The earthly city, which will not last forever (for it will no longer be a city when it has been committed to the extreme penalty) has its good in this world, and rejoices in such things as it can rejoice in.
If it is puffed up with pride when it is victorious, its victory is deadly. But if it turns its thoughts on the common fate of the human condition, and is worried about the disasters that might come rather than elated with its success, this kind of victory is still short-lived—for it cannot hold onto its rule over those whom it has victoriously conquered.

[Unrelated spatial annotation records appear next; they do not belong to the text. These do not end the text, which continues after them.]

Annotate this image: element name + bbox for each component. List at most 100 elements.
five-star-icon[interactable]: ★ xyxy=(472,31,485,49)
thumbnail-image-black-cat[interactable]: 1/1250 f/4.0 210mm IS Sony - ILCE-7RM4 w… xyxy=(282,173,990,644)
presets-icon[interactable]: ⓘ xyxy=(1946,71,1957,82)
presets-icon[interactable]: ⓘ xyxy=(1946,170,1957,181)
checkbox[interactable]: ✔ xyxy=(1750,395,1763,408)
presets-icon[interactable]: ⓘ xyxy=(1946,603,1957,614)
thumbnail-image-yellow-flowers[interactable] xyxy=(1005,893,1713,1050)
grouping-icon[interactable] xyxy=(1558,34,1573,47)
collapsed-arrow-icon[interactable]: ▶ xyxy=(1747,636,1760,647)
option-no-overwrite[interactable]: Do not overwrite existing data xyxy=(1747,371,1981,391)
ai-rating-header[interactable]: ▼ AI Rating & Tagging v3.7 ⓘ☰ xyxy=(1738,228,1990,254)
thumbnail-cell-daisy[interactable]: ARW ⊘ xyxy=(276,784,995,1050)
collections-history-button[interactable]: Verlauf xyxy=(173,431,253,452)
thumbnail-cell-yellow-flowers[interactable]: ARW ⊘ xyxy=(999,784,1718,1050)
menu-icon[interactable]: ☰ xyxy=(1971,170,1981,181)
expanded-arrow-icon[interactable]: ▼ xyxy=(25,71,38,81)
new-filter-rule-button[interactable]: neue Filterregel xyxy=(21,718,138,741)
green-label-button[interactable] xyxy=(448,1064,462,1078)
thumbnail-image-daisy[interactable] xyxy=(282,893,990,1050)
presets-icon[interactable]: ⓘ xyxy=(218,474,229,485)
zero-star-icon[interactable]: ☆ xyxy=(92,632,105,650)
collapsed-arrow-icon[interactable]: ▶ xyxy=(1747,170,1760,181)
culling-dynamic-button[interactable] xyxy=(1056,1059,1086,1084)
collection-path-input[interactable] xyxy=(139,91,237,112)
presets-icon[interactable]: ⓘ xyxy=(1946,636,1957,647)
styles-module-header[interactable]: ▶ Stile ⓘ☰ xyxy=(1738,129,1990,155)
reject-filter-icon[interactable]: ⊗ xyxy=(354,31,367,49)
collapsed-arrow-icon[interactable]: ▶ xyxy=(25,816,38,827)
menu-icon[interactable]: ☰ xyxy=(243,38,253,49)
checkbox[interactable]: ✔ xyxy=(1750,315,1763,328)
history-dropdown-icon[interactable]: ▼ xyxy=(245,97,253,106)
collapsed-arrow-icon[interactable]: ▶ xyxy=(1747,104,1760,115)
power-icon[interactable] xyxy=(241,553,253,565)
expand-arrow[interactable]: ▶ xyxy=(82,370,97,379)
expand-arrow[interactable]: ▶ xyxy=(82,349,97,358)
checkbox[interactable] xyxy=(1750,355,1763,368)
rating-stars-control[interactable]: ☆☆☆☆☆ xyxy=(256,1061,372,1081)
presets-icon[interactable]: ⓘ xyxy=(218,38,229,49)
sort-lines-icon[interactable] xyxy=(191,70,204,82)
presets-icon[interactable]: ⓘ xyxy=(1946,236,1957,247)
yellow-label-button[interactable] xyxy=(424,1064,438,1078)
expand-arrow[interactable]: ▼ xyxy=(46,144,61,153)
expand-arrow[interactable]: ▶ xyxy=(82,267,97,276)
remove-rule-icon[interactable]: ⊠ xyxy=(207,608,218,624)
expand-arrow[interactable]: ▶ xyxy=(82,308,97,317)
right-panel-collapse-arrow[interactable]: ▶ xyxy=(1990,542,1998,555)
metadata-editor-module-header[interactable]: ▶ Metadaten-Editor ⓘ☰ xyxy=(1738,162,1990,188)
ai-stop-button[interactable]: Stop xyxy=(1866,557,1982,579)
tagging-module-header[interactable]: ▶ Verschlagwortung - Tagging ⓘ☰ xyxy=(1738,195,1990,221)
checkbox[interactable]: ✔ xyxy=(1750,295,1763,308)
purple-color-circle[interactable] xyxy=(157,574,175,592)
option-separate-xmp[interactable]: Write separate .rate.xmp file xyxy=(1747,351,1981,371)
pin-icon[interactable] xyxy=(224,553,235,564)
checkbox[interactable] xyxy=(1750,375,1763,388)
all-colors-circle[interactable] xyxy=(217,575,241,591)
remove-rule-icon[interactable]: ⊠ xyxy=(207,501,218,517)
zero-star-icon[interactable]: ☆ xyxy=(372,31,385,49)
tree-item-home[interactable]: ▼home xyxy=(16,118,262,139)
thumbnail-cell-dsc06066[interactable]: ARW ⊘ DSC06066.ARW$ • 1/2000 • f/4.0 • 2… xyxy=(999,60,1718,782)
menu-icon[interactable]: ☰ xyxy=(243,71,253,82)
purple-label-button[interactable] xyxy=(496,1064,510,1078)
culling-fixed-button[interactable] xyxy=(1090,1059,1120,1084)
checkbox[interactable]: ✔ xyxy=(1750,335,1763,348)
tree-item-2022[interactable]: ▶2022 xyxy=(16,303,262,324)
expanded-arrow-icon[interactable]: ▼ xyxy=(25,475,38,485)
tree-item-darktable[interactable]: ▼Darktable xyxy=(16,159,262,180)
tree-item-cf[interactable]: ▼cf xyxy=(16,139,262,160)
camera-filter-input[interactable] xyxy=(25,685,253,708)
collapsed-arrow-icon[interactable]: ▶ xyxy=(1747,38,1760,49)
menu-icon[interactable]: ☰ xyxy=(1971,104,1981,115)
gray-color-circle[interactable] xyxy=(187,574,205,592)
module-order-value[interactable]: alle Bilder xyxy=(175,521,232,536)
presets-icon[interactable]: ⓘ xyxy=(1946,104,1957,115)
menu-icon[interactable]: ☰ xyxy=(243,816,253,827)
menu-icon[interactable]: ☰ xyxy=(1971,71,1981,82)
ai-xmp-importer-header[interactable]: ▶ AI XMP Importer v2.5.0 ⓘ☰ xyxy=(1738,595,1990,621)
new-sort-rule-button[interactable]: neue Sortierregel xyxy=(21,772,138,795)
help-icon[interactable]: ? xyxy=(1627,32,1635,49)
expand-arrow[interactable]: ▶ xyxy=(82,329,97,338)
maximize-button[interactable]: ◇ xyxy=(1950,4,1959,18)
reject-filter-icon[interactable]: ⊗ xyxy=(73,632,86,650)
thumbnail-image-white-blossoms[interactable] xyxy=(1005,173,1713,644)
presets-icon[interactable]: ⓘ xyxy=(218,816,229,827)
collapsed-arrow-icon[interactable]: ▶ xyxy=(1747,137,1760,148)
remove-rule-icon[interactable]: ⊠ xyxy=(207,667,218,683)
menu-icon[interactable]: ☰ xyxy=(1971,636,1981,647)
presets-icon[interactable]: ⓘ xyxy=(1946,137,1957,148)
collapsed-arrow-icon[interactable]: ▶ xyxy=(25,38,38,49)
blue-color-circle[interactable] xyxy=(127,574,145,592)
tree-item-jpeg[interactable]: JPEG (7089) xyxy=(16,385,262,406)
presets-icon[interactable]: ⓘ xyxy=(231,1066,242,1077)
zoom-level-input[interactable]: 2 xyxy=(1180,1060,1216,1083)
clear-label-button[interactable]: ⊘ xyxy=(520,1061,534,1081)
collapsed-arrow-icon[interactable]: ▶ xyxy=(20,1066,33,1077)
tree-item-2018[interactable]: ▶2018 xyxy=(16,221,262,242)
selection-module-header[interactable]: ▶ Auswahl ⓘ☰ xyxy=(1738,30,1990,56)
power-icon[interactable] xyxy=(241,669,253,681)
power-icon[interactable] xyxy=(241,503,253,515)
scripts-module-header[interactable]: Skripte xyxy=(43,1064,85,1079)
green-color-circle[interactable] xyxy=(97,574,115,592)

Still, we cannot rightly call the things this city desires evil, for it is in itself, in its own way, better than all other human good. It desires earthly peace for the sake of enjoying earthly goods, and it makes war to gain this peace—since, if it has conquered, and no one is left to resist it, it enjoys a peace it could not have while there were still opposing parties, both of which wanted what there was not enough of for both. This peace is bought by laborious wars; it is gained by what they call a glorious victory.
Now, when the victory stays with the side that had the juster cause, does anyone hesitate to congratulate the victor and call it a desirable peace? These things are good things, and doubtless the gifts of God.But if they neglect the things of the heavenly city, which are secured by eternal victory and unending peace—if they covet these present good things so much that they think they are the only desirable things, or love them better than those things we believe to be better—then misery must necessarily follow, and keep growing.– . Augustine, City of God, 15.5
IN GOD’S PRESENCE, CONSIDER . . .
How much of my effort goes into securing prosperity and peace for myself and my family?
How much of my effort goes into securing heaven for us?
Lord, guide and direct our governments, army, magistrates, councils, and neighborhoods, and all our comings and goings, in the ways of peace.